The assumptions are:

  • A beeng weighs 357gr
  • 7 grams of dried leaves per session
  • In a vessel that yields 100ml of liquor per infusion, and
  • 10 infusions per session

  • These assumptions are based on, more or less, the parameter I often use for brewing my pu’er.

    Computation: the 357gr beeng can last for 51 brewing sessions, with each session yielding 1,000ml of tea. The cost per milliliter, then, is $0.33 ($17,000 / 51,000ml). Therefore, the cost per 750ml of this tea is $250. In other words, 750ml of this tea is as costly as a $250 bottle of wine. Or, buying a beeng of this tea is equivalent to buying 68 bottles of $250 wine!

    Nowadays, you can buy a bottle of Krug Rose Champagne for $250. For the same amount of money, you can get top tier wines from excellent years, too! Truly, $250 can get you a stellar wine from a great producer from any region in the world. Of course, you can also bust $17,000 on just 17 bottles of Screaming Eagle from Napa or 5.5 bottles of 1975 Ch. Petrus from Pomerol.

  • This 1930’s Song Pin beeng is about the same price as any top-tier wines, milliliter by milliliter
  • Though it is a very expensive cake by any standard, milliliter by milliliter this tea is still relatively cheaper than the most expensive of wines that can cost $1, $2, or even $4 per milliliter

    My personal opinion: Not that I can afford to spend $17,000 on a beeng of tea (yet). If given the options, however, I would rather buy 68 bottles of different VERY VERY GOOD premium wines for my cellar than be stuck with a 357gr disc of this tea. Hey, it’s just me.
  • Edit 11/3/2006: Since the Peoples Republic of China has re-blocked Blogger, I e-mailed this post to MarshalN for his opinion.
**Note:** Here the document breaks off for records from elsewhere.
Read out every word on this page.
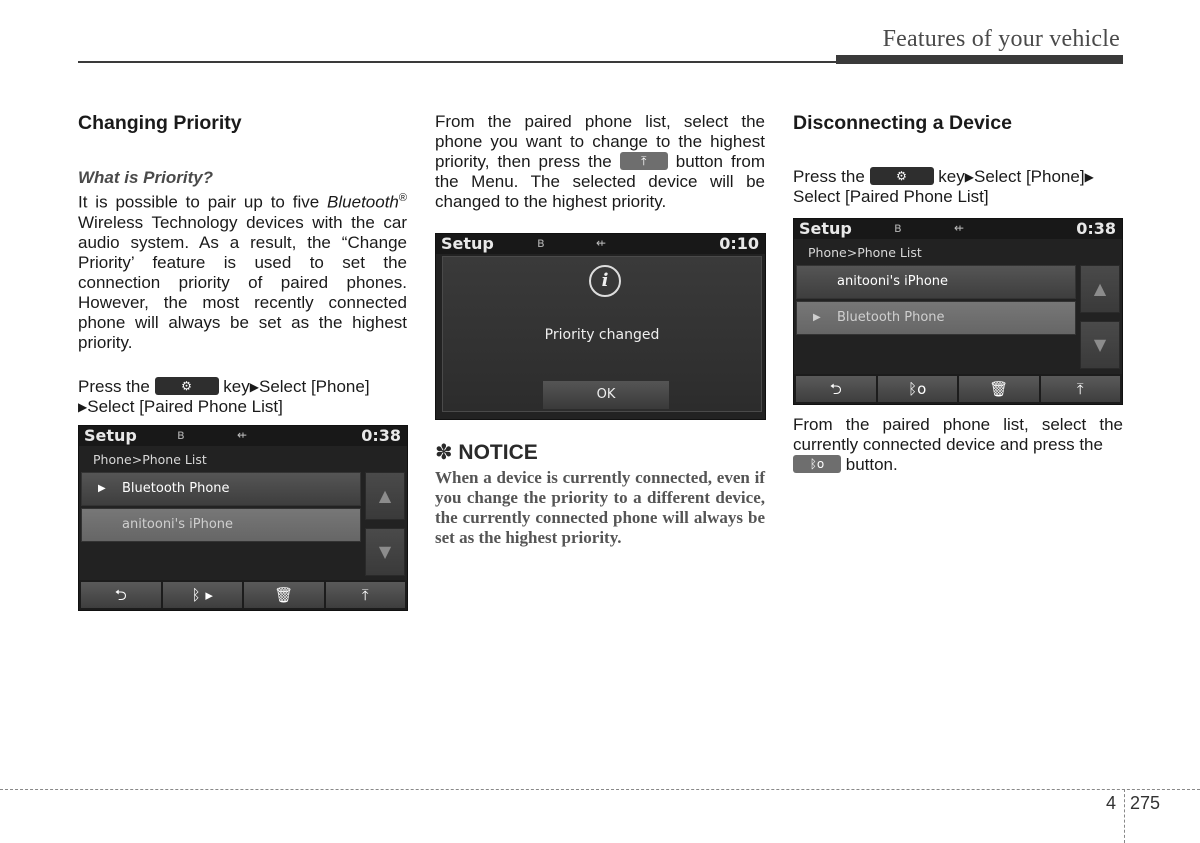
Features of your vehicle
Changing Priority
What is Priority?

It is possible to pair up to five Bluetooth® Wireless Technology devices with the car audio system. As a result, the “Change Priority’ feature is used to set the connection priority of paired phones. However, the most recently connected phone will always be set as the highest priority.

Press the	⚙	key▶Select [Phone]
▶Select [Paired Phone List]

Setup	ʙ	⇷	0:38
Phone>Phone List
▶ Bluetooth Phone
anitooni's iPhone
▲
▼
⮌	ᛒ ▸	🗑	⤒

From the paired phone list, select the phone you want to change to the highest priority, then press the	⤒	button from the Menu. The selected device will be changed to the highest priority.

Setup	ʙ	⇷	0:10
i
Priority changed
OK
✽ NOTICE

When a device is currently connected, even if you change the priority to a different device, the currently connected phone will always be set as the highest priority.

Disconnecting a Device

Press the	⚙	key▶Select [Phone]▶
Select [Paired Phone List]

Setup	ʙ	⇷	0:38
Phone>Phone List
anitooni's iPhone
▶ Bluetooth Phone
▲
▼
⮌	ᛒo	🗑	⤒

From the paired phone list, select the currently connected device and press the

ᛒo	button.

4 275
He responded by saying that the Song Pin can be brewed for "more like 30" (!) infusions per session. In that case, the price per 750ml of this tea is $83.33. Hmmm....that is quite a good deal if you see it this way.


    davelcorp said...

    When you reach the point when you CAN afford the $17,000 beeng, well then you'll probably be able to afford two. Please buy me one, and you can have the 68 bottles of wine.

    Actually, your math points out the cost effectiveness of much cheaper beengs. At $65 for a premium beeng, I'm getting a lot of good tea. Of course I need to wait a few decades to get my money's worth.

    ~ Phyll said...

    Davelcorp, using the above assumptions, 750ml from a $65-dollar beeng is worth $0.96. Go ahead buy more of that Xi Zhi Hao or Yan Ching Hao! :)

    Of course, my assumptions do not take into account price appreciation factor. In a few decades, that $65 beeng is probably worth exponentially higher (or not).